= Ilkley Cycling Club =

British community-based club in Ilkley

Ilkley Cycling Club is a community-based club that promotes cycling in the town of Ilkley, West Yorkshire, United Kingdom.

The club is affiliated to British Cycling and the Cycling Time Trials organisations, the Cyclist Touring Club, or CTC the national cycling charity as well as the Yorkshire Cycling Federation.

== Original club ==
Founded in 1896, the club was a thriving sports club straddling both world wars and reached a peak during the 1950s, when it was one of the largest cycling clubs in the region.

Towards the late 1950s, the club disbanded, largely due to the reduced popularity of cycling as more motor cars took to the roads.

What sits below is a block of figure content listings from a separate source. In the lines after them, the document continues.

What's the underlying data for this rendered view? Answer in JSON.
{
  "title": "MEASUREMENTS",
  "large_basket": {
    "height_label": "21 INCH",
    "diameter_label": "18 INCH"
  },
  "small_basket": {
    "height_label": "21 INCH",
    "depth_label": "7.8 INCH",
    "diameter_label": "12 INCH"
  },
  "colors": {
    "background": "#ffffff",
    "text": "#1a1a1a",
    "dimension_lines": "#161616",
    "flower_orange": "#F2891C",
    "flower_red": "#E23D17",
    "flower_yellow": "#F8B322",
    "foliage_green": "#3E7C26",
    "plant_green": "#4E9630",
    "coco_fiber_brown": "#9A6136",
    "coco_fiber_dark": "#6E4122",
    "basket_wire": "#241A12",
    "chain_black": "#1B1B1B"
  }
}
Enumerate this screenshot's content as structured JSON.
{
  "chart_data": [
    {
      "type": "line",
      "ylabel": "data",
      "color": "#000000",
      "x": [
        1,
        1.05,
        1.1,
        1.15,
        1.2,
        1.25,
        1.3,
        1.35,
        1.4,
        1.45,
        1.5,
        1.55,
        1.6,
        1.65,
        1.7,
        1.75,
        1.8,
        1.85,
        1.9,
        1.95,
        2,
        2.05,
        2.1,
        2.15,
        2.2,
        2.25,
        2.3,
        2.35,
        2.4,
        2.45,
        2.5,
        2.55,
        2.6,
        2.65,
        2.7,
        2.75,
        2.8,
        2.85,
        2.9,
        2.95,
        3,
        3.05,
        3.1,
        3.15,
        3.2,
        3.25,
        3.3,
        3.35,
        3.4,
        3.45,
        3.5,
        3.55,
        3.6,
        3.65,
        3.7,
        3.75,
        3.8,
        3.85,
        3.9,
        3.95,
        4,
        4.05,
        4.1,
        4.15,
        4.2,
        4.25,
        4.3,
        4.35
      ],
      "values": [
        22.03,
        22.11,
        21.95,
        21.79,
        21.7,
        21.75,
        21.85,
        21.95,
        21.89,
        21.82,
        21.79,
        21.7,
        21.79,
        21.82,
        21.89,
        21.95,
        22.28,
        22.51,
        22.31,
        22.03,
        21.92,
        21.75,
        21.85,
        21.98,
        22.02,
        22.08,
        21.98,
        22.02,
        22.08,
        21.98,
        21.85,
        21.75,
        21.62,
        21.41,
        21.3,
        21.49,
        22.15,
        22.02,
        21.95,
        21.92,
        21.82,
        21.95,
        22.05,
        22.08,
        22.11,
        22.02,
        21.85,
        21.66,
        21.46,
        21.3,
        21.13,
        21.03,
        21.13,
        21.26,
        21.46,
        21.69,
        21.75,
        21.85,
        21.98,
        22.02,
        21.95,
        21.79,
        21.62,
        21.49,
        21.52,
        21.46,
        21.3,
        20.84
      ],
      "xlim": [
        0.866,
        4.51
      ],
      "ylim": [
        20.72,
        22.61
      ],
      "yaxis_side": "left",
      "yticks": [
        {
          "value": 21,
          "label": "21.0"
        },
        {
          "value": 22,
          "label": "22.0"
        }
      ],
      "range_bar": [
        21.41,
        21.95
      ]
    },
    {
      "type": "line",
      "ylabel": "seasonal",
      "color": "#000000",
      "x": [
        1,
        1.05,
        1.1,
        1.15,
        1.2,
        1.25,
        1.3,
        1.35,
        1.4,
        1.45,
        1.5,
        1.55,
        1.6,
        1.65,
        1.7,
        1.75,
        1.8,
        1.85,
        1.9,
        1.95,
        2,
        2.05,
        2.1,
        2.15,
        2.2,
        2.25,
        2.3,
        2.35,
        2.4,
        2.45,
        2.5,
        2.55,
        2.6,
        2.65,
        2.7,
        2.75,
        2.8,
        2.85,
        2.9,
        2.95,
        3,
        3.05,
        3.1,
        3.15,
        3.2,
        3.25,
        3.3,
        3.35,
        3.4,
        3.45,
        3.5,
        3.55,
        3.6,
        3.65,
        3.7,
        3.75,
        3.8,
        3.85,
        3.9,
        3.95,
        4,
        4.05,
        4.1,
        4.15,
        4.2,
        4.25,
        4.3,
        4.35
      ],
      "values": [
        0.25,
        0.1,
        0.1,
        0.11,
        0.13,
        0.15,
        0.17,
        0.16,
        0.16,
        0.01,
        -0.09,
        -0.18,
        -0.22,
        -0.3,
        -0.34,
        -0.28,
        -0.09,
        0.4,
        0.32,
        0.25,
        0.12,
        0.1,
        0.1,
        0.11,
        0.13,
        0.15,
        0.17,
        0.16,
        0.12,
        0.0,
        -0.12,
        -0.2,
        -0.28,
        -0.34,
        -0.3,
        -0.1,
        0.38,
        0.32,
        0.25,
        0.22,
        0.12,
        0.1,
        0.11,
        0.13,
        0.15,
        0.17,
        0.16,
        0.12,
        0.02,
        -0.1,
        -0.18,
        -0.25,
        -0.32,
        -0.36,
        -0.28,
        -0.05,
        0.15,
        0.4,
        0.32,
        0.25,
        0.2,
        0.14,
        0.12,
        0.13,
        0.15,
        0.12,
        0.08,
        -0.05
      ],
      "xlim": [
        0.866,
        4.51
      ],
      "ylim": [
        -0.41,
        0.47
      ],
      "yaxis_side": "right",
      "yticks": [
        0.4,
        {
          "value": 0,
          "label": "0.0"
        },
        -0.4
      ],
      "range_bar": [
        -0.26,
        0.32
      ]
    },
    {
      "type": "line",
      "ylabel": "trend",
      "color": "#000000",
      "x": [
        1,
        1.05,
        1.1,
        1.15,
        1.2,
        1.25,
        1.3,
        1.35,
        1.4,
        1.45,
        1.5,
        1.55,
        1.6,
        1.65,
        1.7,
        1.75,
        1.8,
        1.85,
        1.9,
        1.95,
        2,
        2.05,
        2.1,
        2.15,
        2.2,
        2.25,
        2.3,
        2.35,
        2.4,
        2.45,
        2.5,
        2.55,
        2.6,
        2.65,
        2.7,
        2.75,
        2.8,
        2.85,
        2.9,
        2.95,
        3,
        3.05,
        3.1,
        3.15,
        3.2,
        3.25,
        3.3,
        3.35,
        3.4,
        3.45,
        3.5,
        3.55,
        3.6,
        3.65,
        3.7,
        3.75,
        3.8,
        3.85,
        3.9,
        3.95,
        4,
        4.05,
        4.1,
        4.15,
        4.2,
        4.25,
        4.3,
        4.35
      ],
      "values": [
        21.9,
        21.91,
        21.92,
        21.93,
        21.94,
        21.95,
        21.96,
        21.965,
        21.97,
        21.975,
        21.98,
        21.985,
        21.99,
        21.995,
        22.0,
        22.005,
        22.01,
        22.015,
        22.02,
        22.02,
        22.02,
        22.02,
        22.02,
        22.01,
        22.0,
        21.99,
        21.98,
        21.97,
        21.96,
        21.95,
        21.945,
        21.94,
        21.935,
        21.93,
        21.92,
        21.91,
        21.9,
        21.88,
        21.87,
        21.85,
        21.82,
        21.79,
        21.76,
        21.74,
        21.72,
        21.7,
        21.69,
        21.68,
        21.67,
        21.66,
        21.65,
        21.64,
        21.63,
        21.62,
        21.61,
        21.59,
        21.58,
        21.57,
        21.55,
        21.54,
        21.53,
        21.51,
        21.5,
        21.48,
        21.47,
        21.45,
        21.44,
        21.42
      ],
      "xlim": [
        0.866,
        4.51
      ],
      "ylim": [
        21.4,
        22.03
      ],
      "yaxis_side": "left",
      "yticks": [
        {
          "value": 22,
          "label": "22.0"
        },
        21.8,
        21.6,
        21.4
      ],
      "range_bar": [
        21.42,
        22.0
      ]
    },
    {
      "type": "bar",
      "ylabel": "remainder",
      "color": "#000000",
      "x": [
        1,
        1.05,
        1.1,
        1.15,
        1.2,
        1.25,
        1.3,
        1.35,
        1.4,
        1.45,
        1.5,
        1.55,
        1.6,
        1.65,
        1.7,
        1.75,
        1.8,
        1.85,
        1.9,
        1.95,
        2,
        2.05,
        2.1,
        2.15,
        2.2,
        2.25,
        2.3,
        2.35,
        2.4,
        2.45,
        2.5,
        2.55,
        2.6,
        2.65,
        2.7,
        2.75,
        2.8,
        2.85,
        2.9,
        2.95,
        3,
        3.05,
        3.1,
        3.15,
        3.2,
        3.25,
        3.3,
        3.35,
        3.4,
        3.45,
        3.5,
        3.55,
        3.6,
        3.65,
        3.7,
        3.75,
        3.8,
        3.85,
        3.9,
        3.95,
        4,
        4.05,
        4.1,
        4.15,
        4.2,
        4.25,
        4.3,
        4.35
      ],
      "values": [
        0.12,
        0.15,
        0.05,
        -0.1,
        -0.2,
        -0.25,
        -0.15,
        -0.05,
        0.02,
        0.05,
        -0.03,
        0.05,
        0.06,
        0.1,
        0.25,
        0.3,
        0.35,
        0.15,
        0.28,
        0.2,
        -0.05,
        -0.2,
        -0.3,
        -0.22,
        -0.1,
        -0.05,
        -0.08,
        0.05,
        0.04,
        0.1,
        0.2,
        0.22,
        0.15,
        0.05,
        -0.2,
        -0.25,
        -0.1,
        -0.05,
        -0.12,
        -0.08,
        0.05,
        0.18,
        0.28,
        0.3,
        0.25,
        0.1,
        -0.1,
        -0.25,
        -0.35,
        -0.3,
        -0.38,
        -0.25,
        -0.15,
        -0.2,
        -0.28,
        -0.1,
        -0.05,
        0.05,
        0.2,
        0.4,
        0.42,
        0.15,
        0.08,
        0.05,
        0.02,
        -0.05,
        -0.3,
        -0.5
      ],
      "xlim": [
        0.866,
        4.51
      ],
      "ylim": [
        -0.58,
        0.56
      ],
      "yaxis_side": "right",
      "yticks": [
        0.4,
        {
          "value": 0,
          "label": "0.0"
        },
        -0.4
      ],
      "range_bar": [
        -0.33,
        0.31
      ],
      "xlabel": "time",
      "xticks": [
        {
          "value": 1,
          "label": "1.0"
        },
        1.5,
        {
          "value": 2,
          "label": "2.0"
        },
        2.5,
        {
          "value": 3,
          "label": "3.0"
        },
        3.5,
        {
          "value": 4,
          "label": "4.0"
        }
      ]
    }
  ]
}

== 21st century revival ==
In 2011, a group of local cyclists led by Paul O'Looney, decided to resurrect the club and called a public meeting on 27 March 2011 at The Yard public house. Over 85 people turned up for the meeting, a constitution was created and agreed, with the aims being:
- To promote cycling to the people of Ilkley (and surrounding areas) and to those who cycle in or near our town
- To provide an avenue for club members to race and compete by having affiliations to governing bodies (British Cycling, Cycling Time Trials, MTB, cyclocross etc.)
- To provide a focus for recreational cyclists and promote the sport at grassroots level.
- To be open to all, and to encourage cycling for everyone.

A committee was duly elected and the club was born. The first ride took place on Thursday 5 May 2011, when over 100 riders took part.

The club has a junior section, funded by Sport England, and has a senior race team as well as social rides.

During 2013, the club membership increased to more than 1,000, and featured in articles of many local newspapers.

The White Rose Classic is a large Sportive ride in the June of each year that the club organises. A range of other competitive events are organised, including Cyclocross and time-trials.